I’ve made a lot of trips this year to out-of-the-way locations in the name of good food. I drove two hours along Sweden’s western coast just to eat oysters. I drug four members of my Baja sailing crew two miles up a dark road in Cabo San Lucas in search of authentic Mexican food. And last weekend my grandmother convinced us to go on a twisting drive up the side of a mountain for a barbecue sandwich.
I must admit, eating barbecue at an old stagecoach stop turned biker hangout sounded gimmicky. It was my grandmother’s idea, but she doesn’t eat red meat. Although she claimed my grandfather said it was the best tri-tip sandwich ever, he had no recollection of this. But when my grandmother calls the shots, you do as she says. So my parents, grandparents and I all packed into the car and drove from Buellton to Cold Spring Tavern to meet my second cousin and his wife, who were driving from L.A.
I did have some reassurance from the same friend who guessed I was eating at the Hitching Post several nights prior. He said he had eaten some of the best ‘cue of his life at this place. As we wound our way up the hill, my grandmother warned us that there’d be a walk. Cars lined both sides of the narrow road, some hugging the cliff, others precariously parked along the ravine. We passed them by, scoping the place out. There were about twenty motorcycles parked directly in front and a loose crowd, mostly men, in chaps and bandanas, stood chatting out front. From back in a gully between two mossy-roofed dilapidated wooden shacks, smoke issued as if from a dragon’s mouth. Back in the gully two men stood under a white tent. One took the orders and splayed the buns; the other grilled the meat and placed it with quick precision on the buns. This was the reason we had come.

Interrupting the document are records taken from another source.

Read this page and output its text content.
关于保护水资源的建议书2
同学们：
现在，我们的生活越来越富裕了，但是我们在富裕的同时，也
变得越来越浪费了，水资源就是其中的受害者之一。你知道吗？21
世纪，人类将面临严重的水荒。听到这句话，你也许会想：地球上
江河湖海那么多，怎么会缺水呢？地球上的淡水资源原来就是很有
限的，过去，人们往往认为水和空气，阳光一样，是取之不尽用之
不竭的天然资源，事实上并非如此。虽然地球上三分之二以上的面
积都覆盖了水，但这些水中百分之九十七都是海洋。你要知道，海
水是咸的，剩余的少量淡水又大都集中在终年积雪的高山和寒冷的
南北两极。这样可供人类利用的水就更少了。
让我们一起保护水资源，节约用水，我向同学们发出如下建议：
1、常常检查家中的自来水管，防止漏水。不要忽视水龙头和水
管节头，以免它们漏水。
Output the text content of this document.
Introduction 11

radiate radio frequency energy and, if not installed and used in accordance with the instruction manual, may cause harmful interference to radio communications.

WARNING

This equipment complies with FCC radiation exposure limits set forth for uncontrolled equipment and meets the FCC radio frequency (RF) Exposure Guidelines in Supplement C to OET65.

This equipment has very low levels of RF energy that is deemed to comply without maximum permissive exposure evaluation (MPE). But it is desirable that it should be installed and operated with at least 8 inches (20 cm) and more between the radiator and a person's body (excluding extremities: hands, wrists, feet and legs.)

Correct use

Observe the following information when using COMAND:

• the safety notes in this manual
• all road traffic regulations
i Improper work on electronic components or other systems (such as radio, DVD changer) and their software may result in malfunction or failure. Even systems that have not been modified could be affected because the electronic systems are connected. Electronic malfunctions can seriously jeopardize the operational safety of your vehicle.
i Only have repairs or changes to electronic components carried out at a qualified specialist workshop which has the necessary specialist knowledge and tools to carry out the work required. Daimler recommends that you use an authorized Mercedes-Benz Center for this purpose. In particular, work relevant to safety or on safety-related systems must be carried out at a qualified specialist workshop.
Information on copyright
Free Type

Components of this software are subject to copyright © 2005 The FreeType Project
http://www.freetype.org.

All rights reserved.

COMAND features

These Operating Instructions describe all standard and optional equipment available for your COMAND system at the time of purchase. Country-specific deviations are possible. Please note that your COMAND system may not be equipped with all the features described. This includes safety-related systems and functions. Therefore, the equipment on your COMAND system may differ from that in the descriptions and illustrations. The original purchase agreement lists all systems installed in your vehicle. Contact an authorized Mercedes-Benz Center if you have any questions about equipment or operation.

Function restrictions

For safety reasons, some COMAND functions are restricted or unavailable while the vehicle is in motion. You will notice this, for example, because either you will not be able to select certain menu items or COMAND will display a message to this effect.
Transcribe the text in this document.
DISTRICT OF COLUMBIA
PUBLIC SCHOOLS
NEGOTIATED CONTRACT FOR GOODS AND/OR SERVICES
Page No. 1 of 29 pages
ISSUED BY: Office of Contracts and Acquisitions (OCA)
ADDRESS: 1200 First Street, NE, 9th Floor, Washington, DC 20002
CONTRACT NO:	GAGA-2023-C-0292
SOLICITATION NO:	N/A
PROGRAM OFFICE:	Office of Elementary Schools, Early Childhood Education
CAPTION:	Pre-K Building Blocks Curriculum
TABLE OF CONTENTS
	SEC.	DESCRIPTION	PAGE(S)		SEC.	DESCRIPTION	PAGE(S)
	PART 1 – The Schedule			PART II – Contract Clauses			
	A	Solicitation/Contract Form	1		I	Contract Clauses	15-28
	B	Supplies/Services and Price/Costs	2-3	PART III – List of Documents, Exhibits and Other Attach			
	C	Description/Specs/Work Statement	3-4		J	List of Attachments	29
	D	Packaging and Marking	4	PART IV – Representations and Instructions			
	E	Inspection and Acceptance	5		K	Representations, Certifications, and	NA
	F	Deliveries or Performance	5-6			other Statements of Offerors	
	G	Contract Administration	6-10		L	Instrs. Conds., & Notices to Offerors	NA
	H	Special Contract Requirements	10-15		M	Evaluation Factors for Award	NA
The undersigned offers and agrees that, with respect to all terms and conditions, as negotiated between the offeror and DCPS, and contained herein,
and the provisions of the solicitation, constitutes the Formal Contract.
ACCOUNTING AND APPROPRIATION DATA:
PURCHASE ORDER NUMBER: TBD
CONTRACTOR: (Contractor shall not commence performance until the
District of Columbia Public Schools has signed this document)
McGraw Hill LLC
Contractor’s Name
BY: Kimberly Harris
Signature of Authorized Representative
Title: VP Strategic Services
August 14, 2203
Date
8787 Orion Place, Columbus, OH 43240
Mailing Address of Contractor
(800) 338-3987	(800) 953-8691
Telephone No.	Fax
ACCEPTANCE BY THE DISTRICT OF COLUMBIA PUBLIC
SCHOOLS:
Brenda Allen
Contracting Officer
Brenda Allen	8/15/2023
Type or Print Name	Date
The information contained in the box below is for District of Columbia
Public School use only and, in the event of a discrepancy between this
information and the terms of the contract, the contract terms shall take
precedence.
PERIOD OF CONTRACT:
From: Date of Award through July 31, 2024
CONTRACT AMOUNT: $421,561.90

Toasty inside Cold Springs
The tri-tip setup is only on weekends, and the main idea is to eat outside to the sound of live bands. But we were a large crowd, so we filed into the main restaurant and were seated in one of the dining rooms, warmed by a fireplace. We ate homemade beer-battered onion rings and drank thick stouts. If you’re ordering the tri-tip sandwich, which is the reason you’re here after all, you have to take a ticket from your server and go outside and get it yourself.
Outside at the sandwich tent is a condiment station with an addictive apple-mustard-horseradish sauce, an ultra-spicy salsa and a barbecue sauce for pimping out your sandwich. Almost all of us got one, and we all inhaled them. The meat was so tender, I barely needed to chew.
Contrary to online reviews our server was outstanding, sensitive to my mother’s asthma issues, patient with my grandmother, and attentive to all seven of us. Winding our way between the now-larger crowd of bikers as we left, I totally got it: a warm, satisfying sandwich and the feeling that you’ve been given shelter from the modern world for a few hours. Totally worth making a few-hours’ drive from L.A. on a weekend. All I need is some leather and a bike.